A pioneer and visionary in the arena of junior golf, Harvanek established the First Golf & Literacy Elementary School Program in the Denver Metro area. His influence on junior programming extended into the Denver Public School (DPS) system, where he brought a popular golf curriculum to physical education classes. DPS estimates put the number of children he personally taught at more than 13,000. Factor in the schoolchildren he taught in Jefferson, Adams, Arapahoe and Douglas counties, and that number exponentially expands.
And when you recognize, as many do, that this PGA Master Professional’s work helped pave the way for the Colorado PGA’s successful Golf in Schools Program—which between 2011 and 2018 had reached more than 70,000 Colorado students and has been replicated across the country—you can only wonder why tonight’s recognition did not come earlier.
A modicum of acknowledgement came in 2008, when the Colorado Golf Hall of Fame named Harvanek its Golf Person of the Year, following his national recognition as the PGA of America’s 2007 Junior Golf Leader of the Year. He also won the Colorado PGA’s version of the junior leader award in 2006.
His program always engaged the attention of his young charges in inventive ways. Harvanek taught utilizing pizza boxes, coloring books, paints and costumes. He also published an illustrated series of kids’ books, The Golfsters, which teach golf and life lessons, with easy-to-understand instructions, including pictorial guides for adults.
Above all, his enthusiasm always carried the day.
Harvanek became a junior golf instructor not because he learned from great teacher as a kid, but because he didn’t. Growing up some 300 miles southwest of Denver in Scott City, Kansas, the self-taught golfer was scoring in the high 60s and low 70s, and winning local tournaments. But after his well-intentioned father got him a lesson, Danny struggled and never fully replicated his early success.
But the game had cast its spell.
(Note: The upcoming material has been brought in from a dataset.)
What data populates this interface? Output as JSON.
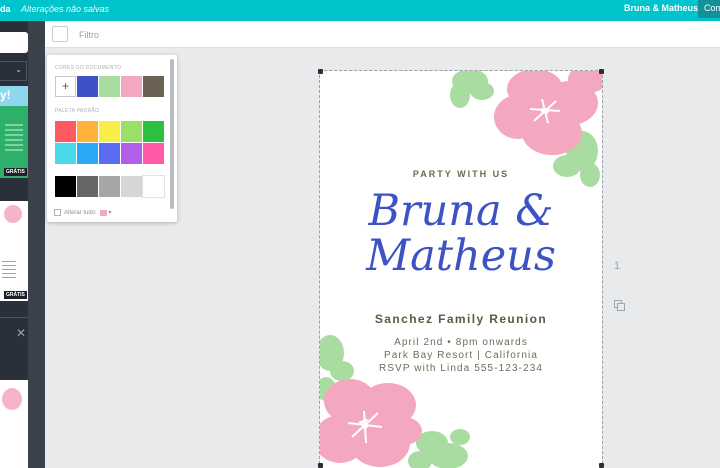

After graduating in 1974 from Fort Hays State University, Harvanek hopped a bus to Monroe, Louisiana, for an assistant golf professional’s job at Bayou DeSiard Country Club. “I was green as a gourd,” he remembers. Inspired by the club’s retired Head PGA Professional W.E. Cole (father of Colorado Golf Hall of Famer Clayton Cole), the young Kansan soon found his calling as an instructor.
In 1979, he came to Colorado, working first at Cherry Hills and, in 1984, becoming the first PGA Golf Professional at Bear Creek Golf Club. A student of the renowned teacher Manuel de la Torre and follower of his club-focused, ball-flight-oriented instructional approach, Harvanek gave lessons to members and their sons.
During his years at Bear Creek, Harvanek became president of the Colorado PGA Section in 1989 and ’90. He also won the organization’s prestigious Professional of the Year three times (’90, ’91 and ‘92). During this time, he achieved PGA Master Professional status.
He left Bear Creek in ’92, and for the next 10 years at the Riverdale and Broken Tee (nee Englewood) courses, his passion for teaching juniors began to shine. In 2002, he became the first director of instruction at The Golf Club at Bear Dance, teaching all levels of player, developing its strong junior program and spreading the gospel of golf at schools along the Front Range.
His efforts earned him the Colorado PGA’s 2003 Teacher of the Year Award and 2007 Horton Smith Award for his contributions in developing and improving educational opportunities for the PGA golf professional.
2008 Golf Person of the Year
The PGA of America had honored this Golf Club at Bear Dance PGA Professional as its 2007 Junior Golf Leader of the Year.